Under the DOTC plan, car owners will cough up P450 for a pair of new plates. Of this amount, P380 will be the manufacturer’s share while P70 will be the DOTC’s “administration fee.”
Recto said DOTC’s justification that the new plates will improve vehicle security does not hold water.
“A car plate can never be an anti-carnapping device. Kahit na nga ‘8’ ang plaka, nananakaw pa. A plate can never be a talisman against theft,” Recto said, referring to the protocol plate number assigned to congressmen.
He said more police patrols, well-lighted streets, the dismantling of carjacking syndicates, the arrest of their leaders are the best deterrents against car theft and “not some tamper-resistant locks on a plate.”
In the case of the reported practice of buses, for-hire and public utility vehicles of switching and duplicating license plates, “these can also be addressed by serious law enforcement,” Recto said.
Recto, however, conceded that there is merit in replacing PUV license plates with a new version that will include their routes.
“I fully agree that this can weed out colorum vehicles and prevent the cloning of car plates,” Recto said.

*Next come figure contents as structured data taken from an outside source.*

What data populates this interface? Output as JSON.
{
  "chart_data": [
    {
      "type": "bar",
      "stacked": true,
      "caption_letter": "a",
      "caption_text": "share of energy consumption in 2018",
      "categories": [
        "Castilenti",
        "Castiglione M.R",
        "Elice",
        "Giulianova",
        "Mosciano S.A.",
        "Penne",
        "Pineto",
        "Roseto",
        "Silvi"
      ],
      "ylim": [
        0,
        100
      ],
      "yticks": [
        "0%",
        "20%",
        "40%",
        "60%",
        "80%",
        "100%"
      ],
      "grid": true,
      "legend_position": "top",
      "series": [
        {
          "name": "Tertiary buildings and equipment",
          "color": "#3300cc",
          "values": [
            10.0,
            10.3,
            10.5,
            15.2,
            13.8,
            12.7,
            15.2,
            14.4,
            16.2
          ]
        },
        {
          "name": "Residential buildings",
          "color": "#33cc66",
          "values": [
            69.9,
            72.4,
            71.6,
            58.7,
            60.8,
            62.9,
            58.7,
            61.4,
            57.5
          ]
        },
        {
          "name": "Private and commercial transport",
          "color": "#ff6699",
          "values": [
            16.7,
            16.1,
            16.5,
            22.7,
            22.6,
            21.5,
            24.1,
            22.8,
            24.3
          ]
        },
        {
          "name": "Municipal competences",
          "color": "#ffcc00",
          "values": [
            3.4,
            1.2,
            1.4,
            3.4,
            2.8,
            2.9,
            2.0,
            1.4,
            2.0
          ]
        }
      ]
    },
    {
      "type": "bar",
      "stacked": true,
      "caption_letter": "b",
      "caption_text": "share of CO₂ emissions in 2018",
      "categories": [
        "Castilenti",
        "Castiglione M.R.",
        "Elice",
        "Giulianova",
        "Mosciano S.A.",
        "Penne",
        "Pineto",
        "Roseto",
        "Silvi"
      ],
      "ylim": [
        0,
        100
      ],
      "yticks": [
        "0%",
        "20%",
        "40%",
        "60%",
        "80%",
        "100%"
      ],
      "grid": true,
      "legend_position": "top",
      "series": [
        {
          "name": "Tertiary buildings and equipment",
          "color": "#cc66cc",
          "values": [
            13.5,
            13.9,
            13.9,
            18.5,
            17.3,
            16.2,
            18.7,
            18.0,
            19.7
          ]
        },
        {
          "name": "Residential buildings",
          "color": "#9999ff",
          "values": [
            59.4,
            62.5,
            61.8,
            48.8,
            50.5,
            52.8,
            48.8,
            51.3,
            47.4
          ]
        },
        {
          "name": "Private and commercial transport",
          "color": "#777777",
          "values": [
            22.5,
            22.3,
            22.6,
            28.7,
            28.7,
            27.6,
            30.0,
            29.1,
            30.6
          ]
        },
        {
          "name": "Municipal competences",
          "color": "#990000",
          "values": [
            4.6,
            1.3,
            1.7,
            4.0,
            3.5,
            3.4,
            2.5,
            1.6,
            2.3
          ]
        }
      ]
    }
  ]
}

Recto said he cannot see how new car plates will improve the flow of traffic in Metro Manila.
Recto said the “general problem” with car plates is not their design but their short supply and non-availability.
“So the solution is to make them readily available and not to make their installation mandatory to all vehicles,” he said.
"If it ain't broke, why fix it?” he added.
Recto lamented that while it takes a Japanese company an average of two days to assemble a three-ton vehicle, it takes us almost a year to provide a car with a license plate weighing a few hundred grams.